The “expected expenditures” are then compared with the insurer’s “actual expenditures” resulting from its actual risk profile.
The difference between the “expected expenditures” and the “actual expenditures” (subject to an adjustment to ensure that the central fund is self-financing, i.e., to ensure that the total payments to the fund is equal to the total outlays of the fund) is the amount that an insurer will receive from or will pay to the fund.
It is noteworthy that in addition to deterring risk-selection behavior, risk equalization can also help promote efficiency and cost containment of the health insurance market if insurers’ own business/operation costs are used for calculating payment transfers.
This is because this calculation method allows an insurer to retain the profit gains resulting from its own efforts in improving the efficiency of its business.

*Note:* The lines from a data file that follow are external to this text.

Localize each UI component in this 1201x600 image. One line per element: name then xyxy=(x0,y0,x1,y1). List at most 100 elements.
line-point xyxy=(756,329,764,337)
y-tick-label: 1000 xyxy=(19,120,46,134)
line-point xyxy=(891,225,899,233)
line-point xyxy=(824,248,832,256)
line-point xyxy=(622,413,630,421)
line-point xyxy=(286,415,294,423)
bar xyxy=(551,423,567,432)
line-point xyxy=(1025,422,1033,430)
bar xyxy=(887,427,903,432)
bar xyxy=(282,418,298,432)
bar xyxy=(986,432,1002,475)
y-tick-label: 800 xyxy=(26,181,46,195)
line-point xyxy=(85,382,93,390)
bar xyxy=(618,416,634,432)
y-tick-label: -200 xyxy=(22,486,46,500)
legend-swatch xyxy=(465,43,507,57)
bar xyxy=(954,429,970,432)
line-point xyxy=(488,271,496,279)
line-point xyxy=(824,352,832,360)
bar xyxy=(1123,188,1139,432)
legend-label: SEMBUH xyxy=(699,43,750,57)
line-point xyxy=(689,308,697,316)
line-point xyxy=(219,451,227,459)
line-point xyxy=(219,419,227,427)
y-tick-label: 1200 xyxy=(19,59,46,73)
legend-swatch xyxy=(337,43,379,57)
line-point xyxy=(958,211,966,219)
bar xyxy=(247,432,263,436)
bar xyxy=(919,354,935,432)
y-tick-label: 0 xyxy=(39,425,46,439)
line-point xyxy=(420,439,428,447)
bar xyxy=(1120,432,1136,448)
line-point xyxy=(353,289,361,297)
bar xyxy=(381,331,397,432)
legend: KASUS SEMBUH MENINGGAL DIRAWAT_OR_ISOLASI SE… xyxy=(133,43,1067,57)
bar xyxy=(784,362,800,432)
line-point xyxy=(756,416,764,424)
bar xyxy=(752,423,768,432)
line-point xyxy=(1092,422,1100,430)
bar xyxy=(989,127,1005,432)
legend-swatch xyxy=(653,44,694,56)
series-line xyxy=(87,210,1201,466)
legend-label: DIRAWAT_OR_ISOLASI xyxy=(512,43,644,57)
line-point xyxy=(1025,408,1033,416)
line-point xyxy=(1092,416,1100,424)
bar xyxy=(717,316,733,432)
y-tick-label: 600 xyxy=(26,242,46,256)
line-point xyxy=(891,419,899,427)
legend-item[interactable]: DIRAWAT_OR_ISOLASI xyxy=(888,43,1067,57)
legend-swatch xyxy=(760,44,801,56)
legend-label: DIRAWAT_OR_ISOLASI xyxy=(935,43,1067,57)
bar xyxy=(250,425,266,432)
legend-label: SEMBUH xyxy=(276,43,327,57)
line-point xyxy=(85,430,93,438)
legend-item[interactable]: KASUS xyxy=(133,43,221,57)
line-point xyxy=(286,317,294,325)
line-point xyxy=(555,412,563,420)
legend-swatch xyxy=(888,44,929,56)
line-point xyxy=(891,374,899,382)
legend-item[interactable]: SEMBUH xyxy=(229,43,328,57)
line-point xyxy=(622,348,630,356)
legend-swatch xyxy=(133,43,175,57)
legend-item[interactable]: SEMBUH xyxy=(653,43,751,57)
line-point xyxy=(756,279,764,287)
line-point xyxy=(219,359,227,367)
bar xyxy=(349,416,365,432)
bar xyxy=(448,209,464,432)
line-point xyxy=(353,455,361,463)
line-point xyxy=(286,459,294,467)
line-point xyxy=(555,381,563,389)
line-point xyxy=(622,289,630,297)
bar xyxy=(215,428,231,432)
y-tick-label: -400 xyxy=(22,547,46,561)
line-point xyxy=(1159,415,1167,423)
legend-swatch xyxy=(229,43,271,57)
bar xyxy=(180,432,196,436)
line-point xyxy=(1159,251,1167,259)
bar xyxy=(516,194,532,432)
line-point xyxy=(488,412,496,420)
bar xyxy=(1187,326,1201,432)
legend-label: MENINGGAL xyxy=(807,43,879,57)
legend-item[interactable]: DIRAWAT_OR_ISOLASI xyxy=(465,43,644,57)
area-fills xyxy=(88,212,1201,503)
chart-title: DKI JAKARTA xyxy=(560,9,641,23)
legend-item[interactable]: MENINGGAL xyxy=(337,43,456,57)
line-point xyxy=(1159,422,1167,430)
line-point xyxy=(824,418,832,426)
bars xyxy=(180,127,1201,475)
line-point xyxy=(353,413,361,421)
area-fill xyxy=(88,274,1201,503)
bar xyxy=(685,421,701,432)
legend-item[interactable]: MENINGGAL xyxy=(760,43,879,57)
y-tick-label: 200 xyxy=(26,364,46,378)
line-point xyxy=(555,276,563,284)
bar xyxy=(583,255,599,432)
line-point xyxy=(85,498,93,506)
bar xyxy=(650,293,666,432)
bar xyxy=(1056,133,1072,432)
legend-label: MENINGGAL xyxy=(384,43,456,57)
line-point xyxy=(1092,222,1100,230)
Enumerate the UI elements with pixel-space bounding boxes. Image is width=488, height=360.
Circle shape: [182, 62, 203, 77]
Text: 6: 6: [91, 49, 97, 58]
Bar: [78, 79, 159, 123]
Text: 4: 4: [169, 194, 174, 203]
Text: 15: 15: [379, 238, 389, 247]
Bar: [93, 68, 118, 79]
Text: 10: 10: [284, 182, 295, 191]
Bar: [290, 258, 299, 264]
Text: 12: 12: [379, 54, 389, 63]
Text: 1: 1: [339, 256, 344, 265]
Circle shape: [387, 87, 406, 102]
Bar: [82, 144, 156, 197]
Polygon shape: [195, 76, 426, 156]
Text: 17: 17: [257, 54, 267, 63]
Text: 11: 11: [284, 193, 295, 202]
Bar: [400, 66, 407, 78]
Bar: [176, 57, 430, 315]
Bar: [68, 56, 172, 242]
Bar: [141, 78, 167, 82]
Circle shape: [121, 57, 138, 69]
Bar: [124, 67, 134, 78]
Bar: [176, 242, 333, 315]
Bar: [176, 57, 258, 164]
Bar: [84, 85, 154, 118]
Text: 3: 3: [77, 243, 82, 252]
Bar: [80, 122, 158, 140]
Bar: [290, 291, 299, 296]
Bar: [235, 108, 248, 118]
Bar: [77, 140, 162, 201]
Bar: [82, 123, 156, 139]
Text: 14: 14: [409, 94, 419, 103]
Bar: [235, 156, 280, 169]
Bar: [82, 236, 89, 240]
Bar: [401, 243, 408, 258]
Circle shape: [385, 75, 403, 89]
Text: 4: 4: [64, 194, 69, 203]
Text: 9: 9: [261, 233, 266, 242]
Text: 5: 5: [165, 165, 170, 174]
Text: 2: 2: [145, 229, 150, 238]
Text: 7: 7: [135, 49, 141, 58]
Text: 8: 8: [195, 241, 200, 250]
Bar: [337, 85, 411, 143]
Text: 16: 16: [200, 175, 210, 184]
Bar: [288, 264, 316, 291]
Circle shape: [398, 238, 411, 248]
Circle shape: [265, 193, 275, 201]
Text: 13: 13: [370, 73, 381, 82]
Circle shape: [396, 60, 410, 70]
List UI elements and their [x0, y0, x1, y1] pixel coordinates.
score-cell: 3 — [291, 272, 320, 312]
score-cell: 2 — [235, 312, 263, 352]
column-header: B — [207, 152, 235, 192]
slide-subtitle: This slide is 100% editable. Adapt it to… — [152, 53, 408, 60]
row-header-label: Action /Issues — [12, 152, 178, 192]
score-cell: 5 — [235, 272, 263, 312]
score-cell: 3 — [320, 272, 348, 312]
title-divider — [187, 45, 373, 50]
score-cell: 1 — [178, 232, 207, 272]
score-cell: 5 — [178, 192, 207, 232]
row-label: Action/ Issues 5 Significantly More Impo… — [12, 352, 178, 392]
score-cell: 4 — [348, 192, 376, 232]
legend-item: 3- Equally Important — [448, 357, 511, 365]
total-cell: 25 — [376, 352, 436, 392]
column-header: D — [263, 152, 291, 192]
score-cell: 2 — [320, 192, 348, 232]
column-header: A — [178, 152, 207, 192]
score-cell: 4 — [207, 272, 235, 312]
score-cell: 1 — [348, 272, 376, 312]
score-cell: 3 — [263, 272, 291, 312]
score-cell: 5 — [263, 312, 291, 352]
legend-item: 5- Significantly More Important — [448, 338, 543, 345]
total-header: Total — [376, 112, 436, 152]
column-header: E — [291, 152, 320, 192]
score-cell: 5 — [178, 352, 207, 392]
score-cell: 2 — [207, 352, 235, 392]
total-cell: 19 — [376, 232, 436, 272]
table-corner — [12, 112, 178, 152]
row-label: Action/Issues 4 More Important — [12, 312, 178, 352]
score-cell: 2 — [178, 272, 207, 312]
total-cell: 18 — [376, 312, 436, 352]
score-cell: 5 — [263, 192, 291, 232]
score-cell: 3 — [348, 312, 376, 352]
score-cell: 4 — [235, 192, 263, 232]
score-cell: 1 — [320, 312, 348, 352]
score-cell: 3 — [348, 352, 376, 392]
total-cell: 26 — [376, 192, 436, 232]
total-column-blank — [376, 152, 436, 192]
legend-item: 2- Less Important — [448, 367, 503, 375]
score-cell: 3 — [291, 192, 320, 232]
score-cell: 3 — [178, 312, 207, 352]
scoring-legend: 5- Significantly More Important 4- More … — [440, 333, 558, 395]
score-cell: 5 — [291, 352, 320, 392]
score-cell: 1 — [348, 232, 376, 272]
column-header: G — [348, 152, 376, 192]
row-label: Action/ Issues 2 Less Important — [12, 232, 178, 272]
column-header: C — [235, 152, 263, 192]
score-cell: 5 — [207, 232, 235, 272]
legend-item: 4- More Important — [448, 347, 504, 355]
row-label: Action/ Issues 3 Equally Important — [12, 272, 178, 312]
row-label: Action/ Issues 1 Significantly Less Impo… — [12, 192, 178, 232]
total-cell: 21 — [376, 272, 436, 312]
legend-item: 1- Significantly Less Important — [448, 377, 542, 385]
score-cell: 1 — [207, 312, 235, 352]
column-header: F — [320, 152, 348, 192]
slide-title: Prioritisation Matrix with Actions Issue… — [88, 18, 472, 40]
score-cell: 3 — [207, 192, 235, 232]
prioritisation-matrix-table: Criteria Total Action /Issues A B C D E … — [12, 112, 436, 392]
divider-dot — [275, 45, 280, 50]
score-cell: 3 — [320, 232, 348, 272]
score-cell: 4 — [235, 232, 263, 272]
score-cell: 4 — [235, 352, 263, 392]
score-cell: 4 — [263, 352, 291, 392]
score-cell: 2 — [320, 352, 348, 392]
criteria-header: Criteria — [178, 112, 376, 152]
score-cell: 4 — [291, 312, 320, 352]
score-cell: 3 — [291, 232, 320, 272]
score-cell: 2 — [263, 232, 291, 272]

A simulation study based on actual market data shows that payment paid to a recipient insurer (i.e., an insurer with an adverse profile of risk) will not diminish if it becomes more efficient.
Likewise, the payment that a contributing insurer (i.e., an insurer with a favorable profile of risk) has to pay to the central fund will decrease to the same extent as it has become more efficient.
Notwithstanding that a more effective market stabilizing measure has been found, given that our public healthcare system is already under serious strain, we are skeptical whether Hong Kong is ready for the VHIS.
We notice from the Consultation Report that the government is aware of the issue of “brain drain” from the public healthcare system sector and the resulting strain on the public healthcare system.
We also learn from the consultation document in 2014 about a steering committee to conduct a strategic review on healthcare manpower planning.
However, the “Conclusion and Way Forward” chapter of the Consultation Report is completely silent on the manpower planning issue.
Until and unless the government shows that the healthcare manpower issue is going to be properly addressed, the entire VHIS should be put on hold.